Di banyak dapur Indonesia, setiap pagi hampir selalu terdengar suara yang sama: desis minyak di penggorengan, aroma nasi mengepul, sambal terulek di cobek batu. Tapi di balik ritual sederhana itu, tersimpan kisah panjang tentang siapa kita, dari mana asal kita, dan bagaimana sejarah membentuk kebiasaan makan kita hari ini.

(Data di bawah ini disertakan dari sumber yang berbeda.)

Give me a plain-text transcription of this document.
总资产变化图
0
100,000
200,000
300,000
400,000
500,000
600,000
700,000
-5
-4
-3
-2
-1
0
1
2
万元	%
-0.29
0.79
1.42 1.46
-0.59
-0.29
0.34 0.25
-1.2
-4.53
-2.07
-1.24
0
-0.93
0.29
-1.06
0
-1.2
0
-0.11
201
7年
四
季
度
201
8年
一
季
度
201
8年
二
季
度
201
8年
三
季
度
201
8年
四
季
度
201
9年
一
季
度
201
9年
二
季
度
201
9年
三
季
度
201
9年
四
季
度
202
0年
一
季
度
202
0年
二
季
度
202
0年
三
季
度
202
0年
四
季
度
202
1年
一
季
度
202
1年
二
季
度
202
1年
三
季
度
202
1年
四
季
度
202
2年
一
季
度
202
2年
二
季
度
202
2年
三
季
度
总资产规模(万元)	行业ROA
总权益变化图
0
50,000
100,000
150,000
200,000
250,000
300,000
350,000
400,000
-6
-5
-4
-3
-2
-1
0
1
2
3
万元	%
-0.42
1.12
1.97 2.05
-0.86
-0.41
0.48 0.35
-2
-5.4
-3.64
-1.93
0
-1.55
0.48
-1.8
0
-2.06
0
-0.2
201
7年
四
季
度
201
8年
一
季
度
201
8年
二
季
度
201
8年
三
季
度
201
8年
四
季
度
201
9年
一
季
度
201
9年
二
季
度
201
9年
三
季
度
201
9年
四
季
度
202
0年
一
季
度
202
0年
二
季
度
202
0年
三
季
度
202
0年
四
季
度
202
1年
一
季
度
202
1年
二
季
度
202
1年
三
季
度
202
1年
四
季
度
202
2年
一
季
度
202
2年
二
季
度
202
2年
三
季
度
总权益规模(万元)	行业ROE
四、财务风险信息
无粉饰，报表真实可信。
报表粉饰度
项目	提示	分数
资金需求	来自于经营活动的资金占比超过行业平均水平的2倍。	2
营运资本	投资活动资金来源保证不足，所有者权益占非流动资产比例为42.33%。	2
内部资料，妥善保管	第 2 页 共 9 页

Makanan bukan sekadar urusan perut — ia adalah bahasa budaya, cermin sosial, dan penanda sejarah ekonomi. Di setiap butir nasi, tersimpan ingatan tentang sawah dan tenaga petani; di setiap rebusan singkong, ada jejak kesederhanaan yang berubah menjadi simbol ketahanan. Namun kini, banyak dari kita hidup dalam ilusi pangan modern — lebih percaya pada makanan kemasan daripada hasil ladang sendiri.

---

Tubuh dan Lidah yang Dibentuk Sejak Lahir

Sejak bayi, tubuh manusia mengenal rasa manis dari air susu ibu. Otak merekam rasa itu sebagai kenyamanan, dan sejak itu kita tumbuh dengan selera yang dipandu oleh ingatan masa kecil.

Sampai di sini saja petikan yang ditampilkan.